April 9, 2005
G.O.P. Consultant Weds His Male Partner
By ADAM NAGOURNEY
WASHINGTON, April 8 - Arthur J. Finkelstein, a prominent Republican consultant who has directed a series of hard-edged political campaigns to elect conservatives in the United States and Israel over the last 25 years, said Friday that he had married his male partner in a civil ceremony at his home in Massachusetts.
Mr. Finkelstein, 59, who has made a practice of defeating Democrats by trying to demonize them as liberal, said in a brief interview that he had married his partner of 40 years to ensure that the couple had the same benefits available to married heterosexual couples.
"I believe that visitation rights, health care benefits and other human relationship contracts that are taken for granted by all married people should be available to partners," he said.
He declined further comment on the wedding, which was in December.

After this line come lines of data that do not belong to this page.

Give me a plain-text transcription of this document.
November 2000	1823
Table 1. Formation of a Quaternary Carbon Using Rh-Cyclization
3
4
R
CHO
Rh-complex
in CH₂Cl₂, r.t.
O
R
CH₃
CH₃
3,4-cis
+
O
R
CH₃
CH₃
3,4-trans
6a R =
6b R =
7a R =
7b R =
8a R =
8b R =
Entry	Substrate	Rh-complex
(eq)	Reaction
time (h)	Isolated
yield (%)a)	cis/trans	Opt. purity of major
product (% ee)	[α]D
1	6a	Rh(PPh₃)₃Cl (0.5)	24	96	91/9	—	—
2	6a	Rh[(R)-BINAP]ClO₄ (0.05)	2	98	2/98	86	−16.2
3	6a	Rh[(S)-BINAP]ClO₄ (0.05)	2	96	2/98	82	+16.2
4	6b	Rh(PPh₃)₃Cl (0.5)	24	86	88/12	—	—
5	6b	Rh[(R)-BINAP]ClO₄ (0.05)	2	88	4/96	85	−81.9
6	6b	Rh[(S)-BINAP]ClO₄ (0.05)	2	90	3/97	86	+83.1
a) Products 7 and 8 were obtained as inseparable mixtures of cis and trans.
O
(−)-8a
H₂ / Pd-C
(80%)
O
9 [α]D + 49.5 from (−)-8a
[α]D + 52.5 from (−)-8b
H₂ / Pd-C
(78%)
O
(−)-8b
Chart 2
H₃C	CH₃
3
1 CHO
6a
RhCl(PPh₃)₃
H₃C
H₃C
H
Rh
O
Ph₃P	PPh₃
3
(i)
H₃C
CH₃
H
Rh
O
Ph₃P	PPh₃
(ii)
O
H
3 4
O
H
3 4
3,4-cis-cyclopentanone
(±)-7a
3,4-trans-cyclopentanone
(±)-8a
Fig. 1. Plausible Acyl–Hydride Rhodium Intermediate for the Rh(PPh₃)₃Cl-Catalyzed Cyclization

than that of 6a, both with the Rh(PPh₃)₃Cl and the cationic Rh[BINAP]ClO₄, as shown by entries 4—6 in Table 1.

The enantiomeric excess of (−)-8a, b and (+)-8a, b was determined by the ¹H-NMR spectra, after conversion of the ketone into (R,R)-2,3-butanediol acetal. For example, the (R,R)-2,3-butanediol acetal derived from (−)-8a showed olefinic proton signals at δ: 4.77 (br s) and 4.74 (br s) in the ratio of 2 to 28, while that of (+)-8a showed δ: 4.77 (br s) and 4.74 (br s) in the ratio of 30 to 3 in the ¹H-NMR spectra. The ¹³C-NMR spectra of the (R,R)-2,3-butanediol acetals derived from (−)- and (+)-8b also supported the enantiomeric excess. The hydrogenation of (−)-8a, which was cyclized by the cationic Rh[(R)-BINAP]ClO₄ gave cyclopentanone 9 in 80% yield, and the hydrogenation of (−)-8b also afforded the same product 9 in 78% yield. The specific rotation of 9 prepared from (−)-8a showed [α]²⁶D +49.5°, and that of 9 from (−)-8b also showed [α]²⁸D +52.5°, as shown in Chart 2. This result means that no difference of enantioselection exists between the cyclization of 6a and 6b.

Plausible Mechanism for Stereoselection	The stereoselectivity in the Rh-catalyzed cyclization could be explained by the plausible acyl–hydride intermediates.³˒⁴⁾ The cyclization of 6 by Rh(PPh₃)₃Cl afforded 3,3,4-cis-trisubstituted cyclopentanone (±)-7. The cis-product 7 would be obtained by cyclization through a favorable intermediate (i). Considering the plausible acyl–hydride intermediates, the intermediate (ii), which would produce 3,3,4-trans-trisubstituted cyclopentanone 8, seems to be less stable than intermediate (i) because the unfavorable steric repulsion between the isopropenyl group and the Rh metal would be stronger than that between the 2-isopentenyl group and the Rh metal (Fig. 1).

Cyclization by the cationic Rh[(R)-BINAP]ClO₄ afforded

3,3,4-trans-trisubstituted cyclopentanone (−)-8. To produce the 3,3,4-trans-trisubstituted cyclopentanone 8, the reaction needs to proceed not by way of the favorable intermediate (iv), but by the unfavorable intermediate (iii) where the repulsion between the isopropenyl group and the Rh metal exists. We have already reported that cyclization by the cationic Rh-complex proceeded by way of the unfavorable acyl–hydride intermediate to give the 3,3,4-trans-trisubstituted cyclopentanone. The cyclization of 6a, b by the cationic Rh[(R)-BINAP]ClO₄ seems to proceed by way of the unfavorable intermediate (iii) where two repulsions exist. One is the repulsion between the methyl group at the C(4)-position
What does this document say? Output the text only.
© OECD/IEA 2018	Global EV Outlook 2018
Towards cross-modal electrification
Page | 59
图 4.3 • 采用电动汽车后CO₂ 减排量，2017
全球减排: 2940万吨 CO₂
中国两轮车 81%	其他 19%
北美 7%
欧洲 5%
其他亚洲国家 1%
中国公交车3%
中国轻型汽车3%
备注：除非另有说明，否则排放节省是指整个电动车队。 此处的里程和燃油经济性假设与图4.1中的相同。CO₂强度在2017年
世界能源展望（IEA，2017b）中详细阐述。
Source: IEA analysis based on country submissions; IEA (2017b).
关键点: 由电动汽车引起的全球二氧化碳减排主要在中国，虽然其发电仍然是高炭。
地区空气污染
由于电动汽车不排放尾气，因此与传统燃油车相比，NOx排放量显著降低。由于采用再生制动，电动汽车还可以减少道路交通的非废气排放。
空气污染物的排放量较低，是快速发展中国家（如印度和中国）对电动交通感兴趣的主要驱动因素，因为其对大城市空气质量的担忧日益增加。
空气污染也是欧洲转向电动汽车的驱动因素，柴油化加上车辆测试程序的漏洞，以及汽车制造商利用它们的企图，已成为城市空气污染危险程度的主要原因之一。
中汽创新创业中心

Some of Mr. Finkelstein's associates said they were startled to learn that this prominent American conservative had married a man, given his history with the party, especially at a time when many Republican leaders, including President Bush, have campaigned against same-sex marriage and proposed amending the Constitution to ban it. Mr. Finkelstein has been allied over the years with Republicans who have fiercely opposed gay rights measures, including former Senator Jesse Helms of North Carolina, and has been the subject of attacks by gay rights activists who have accused him of hypocrisy. He was identified as gay in a Boston Magazine article in 1996.
One of Mr. Finkelstein's associates, who declined to speak on the record, citing Mr. Finkelstein's desire for privacy, said Mr. Finkelstein did not view his marriage as a political statement and had specifically decided to have a civil ceremony rather than a religious one. This associate argued that over the past 20 years, Mr. Finkelstein had identified himself as a libertarian and an opponent of big government, distancing himself from social conservatives as they have gained political muscle and dominance in the party.
Mr. Finkelstein's associates declined to provide his spouse's name. He was married at his home by a gay state official, whose name and office were not released. The ceremony was attended by relatives of both men, a few friends and a state legislator, an attendee said.
None of Mr. Finkelstein's better-known political clients, among them Gov. George E. Pataki of New York and former Senator Alfonse M. D'Amato of New York, attended, that person said. Several of Mr. Finkelstein's long-term political associates said that he had not told them about the wedding, and that they had learned about it from a reporter.
The wedding was disclosed by an associate of Mr. Finkelstein's, and he confirmed it in the interview.
Mr. Finkelstein has frequently come under criticism by gay rights groups for representing politicians who have been ardent foes of gay rights. He helped create the template for a line of attack he repeatedly invoked against Democrats, including Mario M. Cuomo of New York, describing them as liberal.
In Israel, Mr. Finkelstein used similar attacks against the Labor Party as an adviser to Prime Minister Ariel Sharon and as a consultant to the winning and losing campaigns of Benjamin Netanyahu, the former prime minister.
Mr. Finkelstein has regularly described himself as a libertarian who supports same-sex marriage and abortion rights while opposing big government. In an interview with Maariv, an Israeli newspaper, after the American elections last year, he criticized the Republican Party as growing too close to evangelical Christians, warning it could cause long-term damage to the party.
Details of Mr. Finkelstein's relationship have appeared in regular news accounts over the years, as they did in the Boston Magazine article, which reported that Mr. Finkelstein lived with his partner and two children in Ipswich, Mass.
Still, some conservative friends said Mr. Finkelstein's marriage would roil conservatives and highlight divisions among them over the importance of social issues to their movement.
"In recent years, Arthur hasn't pretended to be a social conservative," said one longtime conservative associate, who cited Mr. Finkelstein's aversion to publicity in declining to be identified. "But this is the same man who was the architect of Jesse Helms's political rise."